Every time I hear someone say this, I want to load up Civ5 and watch the world burn. While the pentacle is a holy sign for people who believe (relevance and mileage may vary) , it is rather meaningless to people who know nothing about it. Shockingly, buying some cheap base metal necklace from Hot Topic does not automatically make you anything. While many of the pagan faiths have adopted a "feel good and accept yourself" and "find your own way to the divine" attitude and way of life, there is a lot more to it. (Like you know the God and Goddess, for one thing...) Wearing certain types of clothing, jewelry, or using certain buzzwords does not a Pagan make. The meaning, the heart and the will must be there… else it's all useless and offensive fluff.
"I'm Wiccan, I can do and believe what ever I want!"
Wicca, in general, is really big on finding your own personal path to the divine. The followers of the faith are encouraged to find what feels right (method of contact, worship, names, etc) and go with it. So while Wicca (and some Pagan faiths) does allow some personal leeway with such actions, there are still set rules and codes to follow. One cannot go out and shoot someone, then claim "I'm Wiccan, so it's okay!" Moral standards, like "ye harm none, do what ye will", are not things you can change because they are too hard to follow.
"Hey look at me! I'm a seventh generation/incarnation Wicca from [insert powerful family/mythical being here!”

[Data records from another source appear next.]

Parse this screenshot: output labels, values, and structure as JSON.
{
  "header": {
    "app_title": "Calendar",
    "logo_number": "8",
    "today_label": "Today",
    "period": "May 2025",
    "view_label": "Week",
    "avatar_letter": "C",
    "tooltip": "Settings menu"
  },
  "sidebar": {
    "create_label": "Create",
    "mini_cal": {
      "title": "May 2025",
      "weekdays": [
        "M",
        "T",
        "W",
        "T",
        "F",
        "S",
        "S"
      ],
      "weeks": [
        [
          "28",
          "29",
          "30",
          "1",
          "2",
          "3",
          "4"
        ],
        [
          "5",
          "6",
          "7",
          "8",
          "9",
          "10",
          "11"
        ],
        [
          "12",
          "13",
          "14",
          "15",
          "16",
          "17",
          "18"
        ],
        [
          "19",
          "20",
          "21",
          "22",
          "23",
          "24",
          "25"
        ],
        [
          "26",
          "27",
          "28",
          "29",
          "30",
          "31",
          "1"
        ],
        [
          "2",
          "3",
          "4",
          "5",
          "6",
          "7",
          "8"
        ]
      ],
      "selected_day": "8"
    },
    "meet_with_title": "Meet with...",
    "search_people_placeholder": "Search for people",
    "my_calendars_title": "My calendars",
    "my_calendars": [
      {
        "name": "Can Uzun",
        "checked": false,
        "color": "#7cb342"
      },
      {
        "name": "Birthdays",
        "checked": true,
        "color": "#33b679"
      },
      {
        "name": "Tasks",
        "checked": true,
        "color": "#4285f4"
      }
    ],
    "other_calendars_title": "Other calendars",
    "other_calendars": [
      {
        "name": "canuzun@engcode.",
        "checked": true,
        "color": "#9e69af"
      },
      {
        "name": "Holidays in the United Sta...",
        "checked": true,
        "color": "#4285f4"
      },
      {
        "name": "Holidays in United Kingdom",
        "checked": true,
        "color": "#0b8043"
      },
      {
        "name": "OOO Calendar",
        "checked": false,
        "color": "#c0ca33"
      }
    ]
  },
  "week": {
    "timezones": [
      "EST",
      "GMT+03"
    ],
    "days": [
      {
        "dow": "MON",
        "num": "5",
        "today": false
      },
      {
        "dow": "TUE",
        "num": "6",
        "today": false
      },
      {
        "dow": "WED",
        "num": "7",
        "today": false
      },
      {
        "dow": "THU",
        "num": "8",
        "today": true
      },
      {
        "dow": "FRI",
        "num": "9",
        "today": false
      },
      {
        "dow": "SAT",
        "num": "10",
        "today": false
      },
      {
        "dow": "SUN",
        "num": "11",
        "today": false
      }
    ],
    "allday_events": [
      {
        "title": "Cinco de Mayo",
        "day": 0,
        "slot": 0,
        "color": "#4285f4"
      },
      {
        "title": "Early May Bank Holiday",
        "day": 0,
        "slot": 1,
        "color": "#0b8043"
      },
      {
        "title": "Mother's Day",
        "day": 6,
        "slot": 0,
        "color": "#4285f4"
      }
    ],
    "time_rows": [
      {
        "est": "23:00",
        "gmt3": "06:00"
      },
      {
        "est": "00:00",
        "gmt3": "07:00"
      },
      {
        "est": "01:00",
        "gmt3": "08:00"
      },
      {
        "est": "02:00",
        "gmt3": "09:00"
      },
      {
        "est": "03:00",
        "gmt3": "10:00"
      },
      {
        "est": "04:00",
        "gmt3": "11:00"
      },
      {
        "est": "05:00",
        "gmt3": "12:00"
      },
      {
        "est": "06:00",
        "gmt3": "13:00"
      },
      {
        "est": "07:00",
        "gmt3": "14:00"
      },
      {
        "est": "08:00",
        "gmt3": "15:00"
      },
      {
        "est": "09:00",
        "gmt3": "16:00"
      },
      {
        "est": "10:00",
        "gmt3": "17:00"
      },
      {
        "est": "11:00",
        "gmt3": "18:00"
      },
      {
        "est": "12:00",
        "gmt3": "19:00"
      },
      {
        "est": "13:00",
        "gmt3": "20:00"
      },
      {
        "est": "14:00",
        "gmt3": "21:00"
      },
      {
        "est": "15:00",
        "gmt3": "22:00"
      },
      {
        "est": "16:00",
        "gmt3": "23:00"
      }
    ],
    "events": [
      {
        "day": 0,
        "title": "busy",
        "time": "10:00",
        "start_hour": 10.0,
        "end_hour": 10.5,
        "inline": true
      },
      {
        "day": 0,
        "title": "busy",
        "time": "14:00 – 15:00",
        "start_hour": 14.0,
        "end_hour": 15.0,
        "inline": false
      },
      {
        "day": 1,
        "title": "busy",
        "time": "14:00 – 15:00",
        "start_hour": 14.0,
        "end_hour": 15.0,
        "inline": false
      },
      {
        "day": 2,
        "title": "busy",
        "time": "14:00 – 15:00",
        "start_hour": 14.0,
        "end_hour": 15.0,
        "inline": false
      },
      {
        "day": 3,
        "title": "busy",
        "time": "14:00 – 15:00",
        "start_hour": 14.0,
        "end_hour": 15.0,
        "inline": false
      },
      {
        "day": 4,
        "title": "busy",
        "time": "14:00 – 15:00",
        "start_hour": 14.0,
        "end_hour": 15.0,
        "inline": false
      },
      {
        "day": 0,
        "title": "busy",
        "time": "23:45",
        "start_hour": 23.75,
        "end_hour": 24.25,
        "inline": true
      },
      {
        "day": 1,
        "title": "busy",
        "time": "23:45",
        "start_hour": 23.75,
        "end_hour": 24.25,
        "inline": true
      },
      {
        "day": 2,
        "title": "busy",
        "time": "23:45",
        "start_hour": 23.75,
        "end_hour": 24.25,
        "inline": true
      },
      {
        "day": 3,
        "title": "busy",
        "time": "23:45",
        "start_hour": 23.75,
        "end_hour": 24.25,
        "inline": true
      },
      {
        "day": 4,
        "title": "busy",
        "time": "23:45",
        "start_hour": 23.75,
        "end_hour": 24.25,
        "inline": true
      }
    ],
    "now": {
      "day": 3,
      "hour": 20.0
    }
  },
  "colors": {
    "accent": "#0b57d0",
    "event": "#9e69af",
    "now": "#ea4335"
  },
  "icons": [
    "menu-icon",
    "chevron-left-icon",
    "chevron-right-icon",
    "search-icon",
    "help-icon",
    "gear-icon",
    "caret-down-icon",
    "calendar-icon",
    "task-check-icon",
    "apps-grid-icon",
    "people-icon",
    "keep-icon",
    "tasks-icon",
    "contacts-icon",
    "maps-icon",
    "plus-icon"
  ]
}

Awesome! Now, what's your point? In a previous time when life was simpler and we lived (mostly) with the land, I was a healer who used herbs and various potions to help the sick and dying. Does that mean I know anything about healing now? No, of course not. The closest I come to it is as an acceptable healer in a video game. While it may be cool to be part of a generational family of pagans, this is something that should be shared and honored by the family, not thrown in people’s faces for popularity. Just like in the Harry Potter movies (please pardon the reference) , being part of a "long time magical family" does not make you any better or worse than anyone else. Remember, Wiccan and the various Pagan faiths are religions, not popularity contests.
As always, I welcome and love comments, suggestions and feedback. Oh, and if you have any clichés you want to share, send it my way so I write Part 2! LOL!
Blessings to all, and to all a good night!
*1. Hmmm, making stuff up to confusing the masses, sounds like our currently political climate, doesn't it?